L'iniziativa

Ha preso il via il progetto sperimentale “Scuole aperte”

L'iniziativa coinvolge a Reggio Emilia oltre 700 bambini per una quindicina di giorni

Ha preso il via il progetto sperimentale “Scuole aperte”

Si sono aperte la mattina del 31 agosto 2026 , con due settimane di anticipo, le porte di quindici scuole primarie di Reggio Emilia che per i prossimi quindici giorni offriranno a 731 gli alunni attività educative, laboratoriali e sportive grazie al progetto sperimentale “Scuole aperte”.

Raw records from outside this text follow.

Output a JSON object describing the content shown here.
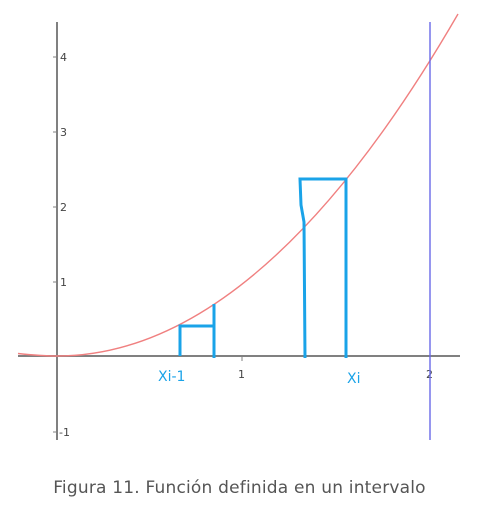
{
  "figure": {
    "x_tick_labels": [
      "1",
      "2"
    ],
    "y_tick_labels": [
      "-1",
      "1",
      "2",
      "3",
      "4"
    ],
    "label_left": "Xi-1",
    "label_right": "Xi"
  },
  "colors": {
    "curve": "#f08080",
    "axes": "#808080",
    "rectangles": "#1aa3e8",
    "vertical_line": "#6a6ae8"
  },
  "caption": "Figura 11. Función definida en un intervalo"
}
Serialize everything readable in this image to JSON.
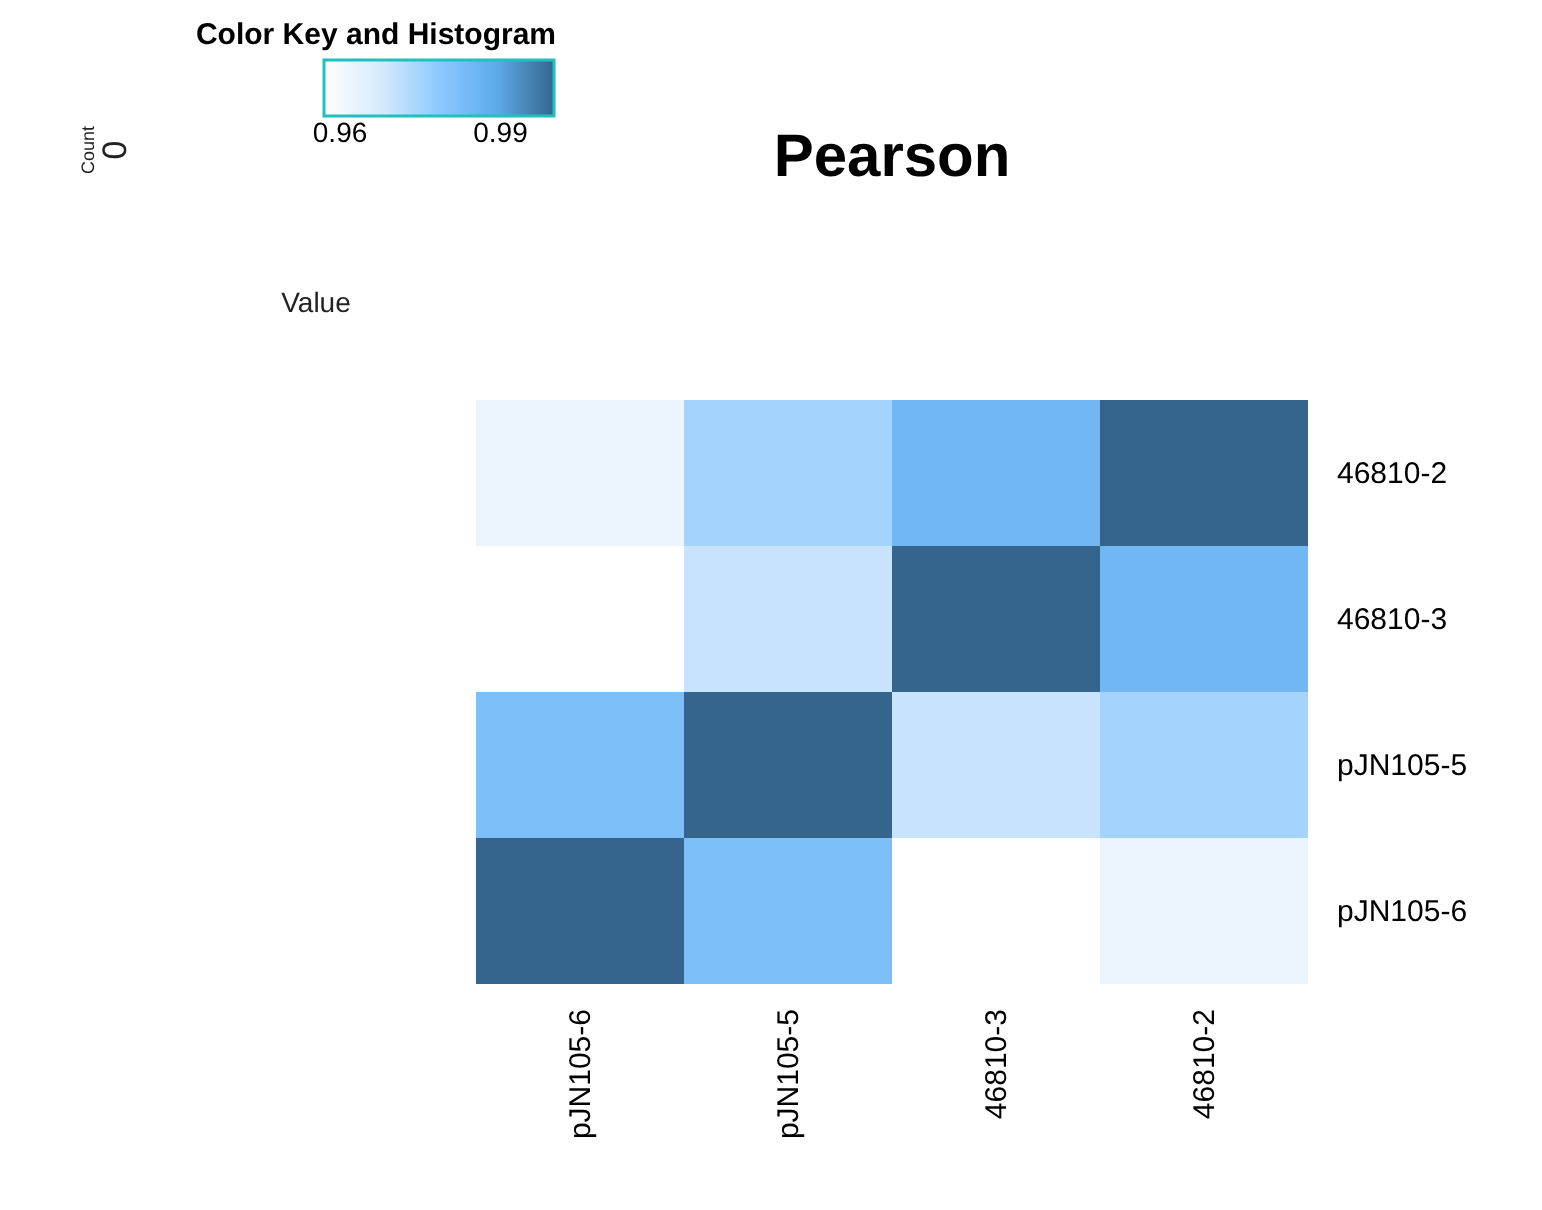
{
  "chart_data": {
    "type": "heatmap",
    "title": "Pearson",
    "categories": [
      "pJN105-6",
      "pJN105-5",
      "46810-3",
      "46810-2"
    ],
    "y_categories": [
      "46810-2",
      "46810-3",
      "pJN105-5",
      "pJN105-6"
    ],
    "cells": [
      [
        0.962,
        0.975,
        0.985,
        1.0
      ],
      [
        0.957,
        0.97,
        1.0,
        0.985
      ],
      [
        0.982,
        1.0,
        0.97,
        0.975
      ],
      [
        1.0,
        0.982,
        0.957,
        0.962
      ]
    ],
    "clim": [
      0.957,
      1.0
    ],
    "cticks": [
      0.96,
      0.99
    ],
    "colors": [
      "#ffffff",
      "#d6eafc",
      "#8cc9ff",
      "#5eabeb",
      "#35658c"
    ],
    "legend_title": "Color Key and Histogram",
    "clabel": "Value",
    "annotations": [
      "Count",
      "0"
    ]
  }
}
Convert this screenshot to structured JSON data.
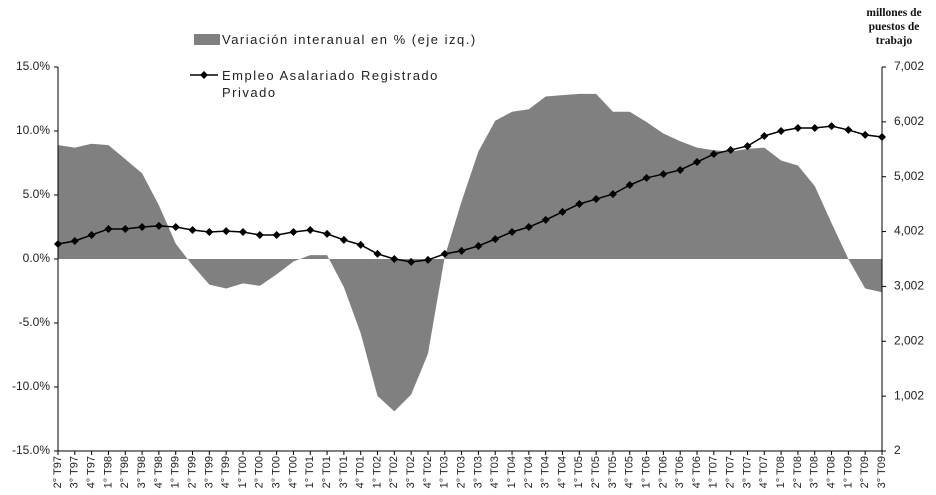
{
  "chart_data": {
    "type": "area-line",
    "y2_label": "millones de puestos de trabajo",
    "categories": [
      "2° T97",
      "3° T97",
      "4° T97",
      "1° T98",
      "2° T98",
      "3° T98",
      "4° T98",
      "1° T99",
      "2° T99",
      "3° T99",
      "4° T99",
      "1° T00",
      "2° T00",
      "3° T00",
      "4° T00",
      "1° T01",
      "2° T01",
      "3° T01",
      "4° T01",
      "1° T02",
      "2° T02",
      "3° T02",
      "4° T02",
      "1° T03",
      "2° T03",
      "3° T03",
      "4° T03",
      "1° T04",
      "2° T04",
      "3° T04",
      "4° T04",
      "1° T05",
      "2° T05",
      "3° T05",
      "4° T05",
      "1° T06",
      "2° T06",
      "3° T06",
      "4° T06",
      "1° T07",
      "2° T07",
      "3° T07",
      "4° T07",
      "1° T08",
      "2° T08",
      "3° T08",
      "4° T08",
      "1° T09",
      "2° T09",
      "3° T09"
    ],
    "series": [
      {
        "name": "Variación interanual en % (eje izq.)",
        "color": "#808080",
        "kind": "area",
        "values": [
          8.9,
          8.7,
          9.0,
          8.9,
          7.8,
          6.7,
          4.2,
          1.2,
          -0.5,
          -2.0,
          -2.3,
          -1.9,
          -2.1,
          -1.2,
          -0.2,
          0.3,
          0.3,
          -2.2,
          -5.8,
          -10.7,
          -11.9,
          -10.6,
          -7.4,
          0.2,
          4.5,
          8.4,
          10.8,
          11.5,
          11.7,
          12.7,
          12.8,
          12.9,
          12.9,
          11.5,
          11.5,
          10.7,
          9.8,
          9.2,
          8.7,
          8.5,
          8.4,
          8.6,
          8.7,
          7.7,
          7.3,
          5.7,
          2.8,
          0.0,
          -2.3,
          -2.6
        ]
      },
      {
        "name": "Empleo Asalariado Registrado Privado",
        "color": "#000000",
        "kind": "line",
        "axis": "y2",
        "marker": "diamond",
        "values": [
          3775,
          3830,
          3940,
          4050,
          4050,
          4085,
          4105,
          4085,
          4030,
          3995,
          4010,
          3995,
          3940,
          3940,
          3995,
          4030,
          3960,
          3850,
          3760,
          3595,
          3502,
          3450,
          3485,
          3595,
          3650,
          3740,
          3865,
          3995,
          4085,
          4215,
          4360,
          4505,
          4595,
          4685,
          4850,
          4980,
          5050,
          5125,
          5270,
          5415,
          5490,
          5560,
          5745,
          5835,
          5890,
          5890,
          5925,
          5855,
          5765,
          5725
        ]
      }
    ],
    "ylim": [
      -15,
      15
    ],
    "yticks": [
      {
        "value": -15,
        "label": "-15.0%"
      },
      {
        "value": -10,
        "label": "-10.0%"
      },
      {
        "value": -5,
        "label": "-5.0%"
      },
      {
        "value": 0,
        "label": "0.0%"
      },
      {
        "value": 5,
        "label": "5.0%"
      },
      {
        "value": 10,
        "label": "10.0%"
      },
      {
        "value": 15,
        "label": "15.0%"
      }
    ],
    "y2lim": [
      2,
      7002
    ],
    "y2ticks": [
      2,
      {
        "value": 1002,
        "label": "1,002"
      },
      {
        "value": 2002,
        "label": "2,002"
      },
      {
        "value": 3002,
        "label": "3,002"
      },
      {
        "value": 4002,
        "label": "4,002"
      },
      {
        "value": 5002,
        "label": "5,002"
      },
      {
        "value": 6002,
        "label": "6,002"
      },
      {
        "value": 7002,
        "label": "7,002"
      }
    ],
    "grid": false
  }
}
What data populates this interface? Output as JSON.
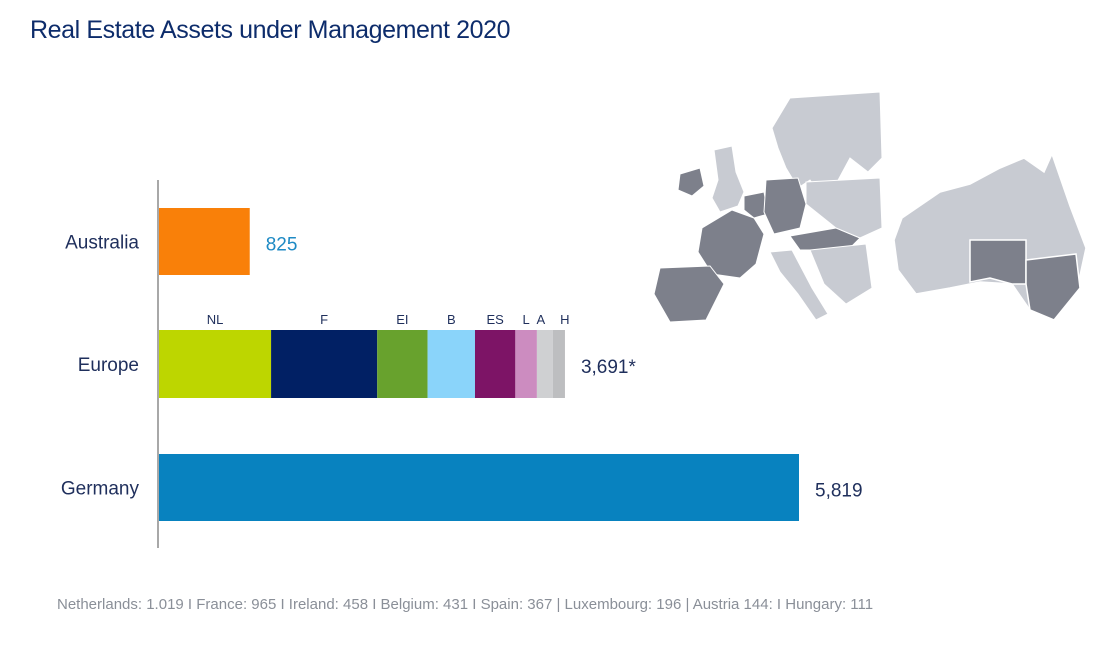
{
  "title": "Real Estate Assets under Management 2020",
  "footnote": "Netherlands: 1.019 I France: 965 I Ireland: 458 I Belgium: 431 I Spain: 367 | Luxembourg: 196 | Austria 144: I Hungary: 111",
  "chart_data": {
    "type": "bar",
    "orientation": "horizontal",
    "stacked": true,
    "categories": [
      "Australia",
      "Europe",
      "Germany"
    ],
    "totals_labels": [
      "825",
      "3,691*",
      "5,819"
    ],
    "bars": [
      {
        "category": "Australia",
        "segments": [
          {
            "label": "",
            "value": 825,
            "color": "#f98009"
          }
        ],
        "total_label_color": "#1e8ac4"
      },
      {
        "category": "Europe",
        "segments": [
          {
            "label": "NL",
            "value": 1019,
            "color": "#bdd600"
          },
          {
            "label": "F",
            "value": 965,
            "color": "#012064"
          },
          {
            "label": "EI",
            "value": 458,
            "color": "#68a22d"
          },
          {
            "label": "B",
            "value": 431,
            "color": "#8ad4fa"
          },
          {
            "label": "ES",
            "value": 367,
            "color": "#7d1466"
          },
          {
            "label": "L",
            "value": 196,
            "color": "#cc8cc0"
          },
          {
            "label": "A",
            "value": 144,
            "color": "#cfd0d2"
          },
          {
            "label": "H",
            "value": 111,
            "color": "#bdbec0"
          }
        ],
        "total_label_color": "#1f2f5c"
      },
      {
        "category": "Germany",
        "segments": [
          {
            "label": "",
            "value": 5819,
            "color": "#0882bf"
          }
        ],
        "total_label_color": "#1f2f5c"
      }
    ],
    "xlim": [
      0,
      5819
    ],
    "grid": false,
    "legend": "none"
  },
  "map": {
    "land_color": "#c8cbd2",
    "highlight_color": "#7d808b",
    "regions": [
      "Europe",
      "Australia"
    ]
  }
}
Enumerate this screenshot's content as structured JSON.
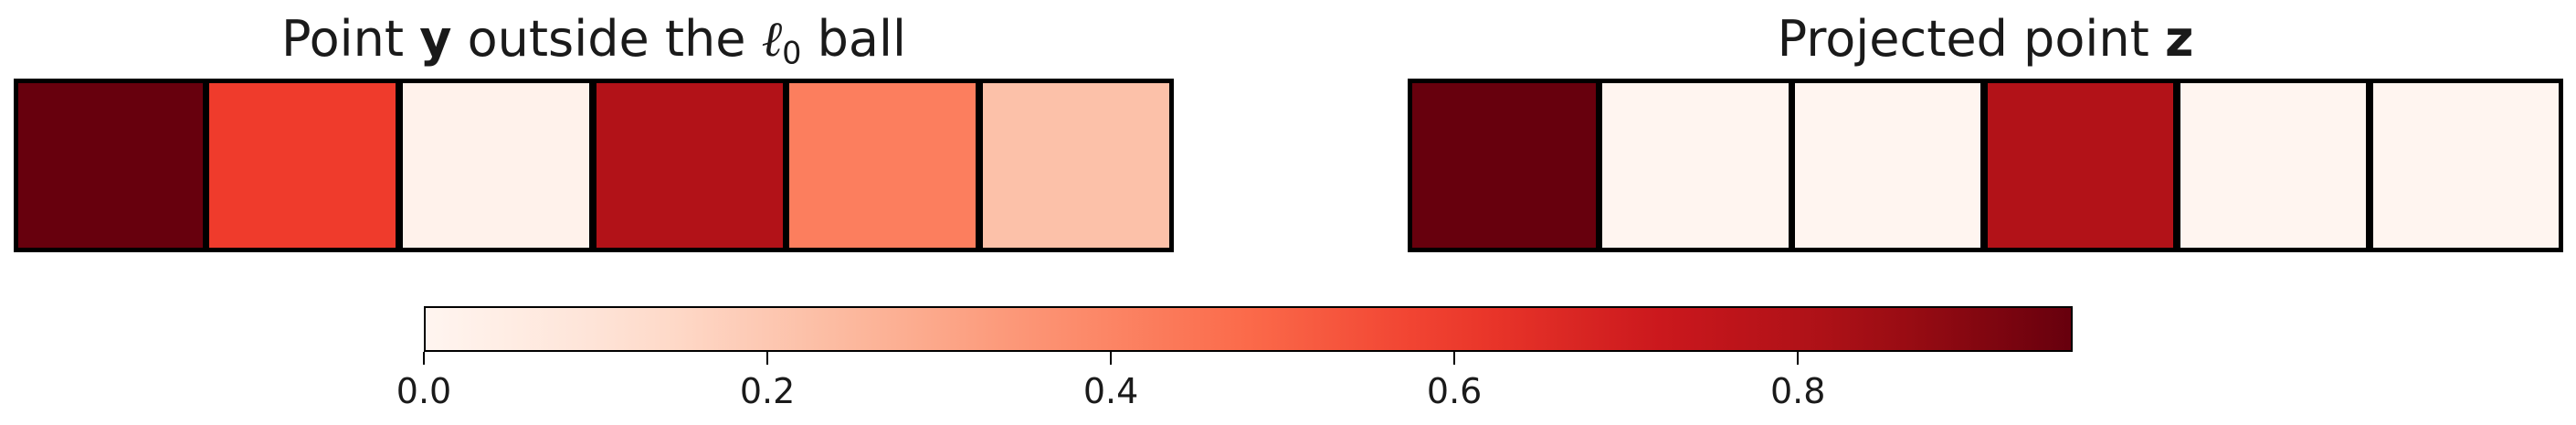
{
  "chart_data": {
    "type": "heatmap",
    "colormap": "Reds",
    "panels": [
      {
        "title_prefix": "Point ",
        "title_bold": "y",
        "title_middle": " outside the ",
        "title_ell": "ℓ",
        "title_ell_sub": "0",
        "title_suffix": " ball",
        "values": [
          0.96,
          0.6,
          0.02,
          0.8,
          0.42,
          0.22
        ]
      },
      {
        "title_prefix": "Projected point ",
        "title_bold": "z",
        "values": [
          0.96,
          0.0,
          0.0,
          0.8,
          0.0,
          0.0
        ]
      }
    ],
    "colorbar": {
      "vmin": 0.0,
      "vmax": 0.96,
      "ticks": [
        0.0,
        0.2,
        0.4,
        0.6,
        0.8
      ],
      "tick_labels": [
        "0.0",
        "0.2",
        "0.4",
        "0.6",
        "0.8"
      ]
    }
  }
}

Il progetto sperimentale “Scuole aperte”

REGGIO EMILIA – L’iniziativa, partita quest’anno, con il duplice scopo di offrire ai bambini nuove opportunità educative qualificate e gratuite e contemporaneamente sostenere le famiglie nella conciliazione dei tempi di vita e lavoro, ha accolto tutte le domande presentate, tra cui 59 bambini con disabilità.

Il programma

In tutte le scuole la mattinata  prende il via con l’accoglienza dei bambini, seguita da stimolanti attività di laboratorio e sportive interrotte solo dalla merenda. Ogni giorno prima della riconsegna alle famiglie l’assemblea conclusiva darà l’opportunità a bambini e bambine di confrontarsi sulla mattinata. I gruppi di alunni sono formati mediamente da 15 bambini e bambine per educatore, con la possibilità di affiancamento di ulteriori figure professionali in presenza di alunni con disabilità. L’offerta educativa è stata costruita in coprogettazione ascoltando i bisogni delle famiglie, i desideri dei bambini e coinvolgendo enti del Terzo settore e associazioni sportive.

Opportunità educative

Il progetto – Aderendo al programma regionale “Scuole aperte”, il Comune di Reggio Emilia mette a disposizione opportunità educative aggiuntive a favore degli studenti della scuola primaria, dalle classi seconde alle quinte, venendo incontro alle esigenze di conciliazione dei tempi di vita e di lavoro delle famiglie. La Regione ha assegnato al Comune di Reggio Emilia un tetto massimo di spesa pari a 261.589. La proposta presentata dall’Amministrazione reggiana ha coinvolto 15 plessi scolastici afferenti agli 11 istituti comprensivi della città e, laddove possibile sulla base della disponibilità del personale scolastico (ATA), intende prevedere la sorveglianza e il riassetto dei locali utilizzati. Dalla proposta sono rimaste escluse le sedi dei plessi scolastici che prevedono nello stesso periodo centri estivi o altri progetti scolastici già finanziati, come Agenda Nord e Piano estate/Pnrr.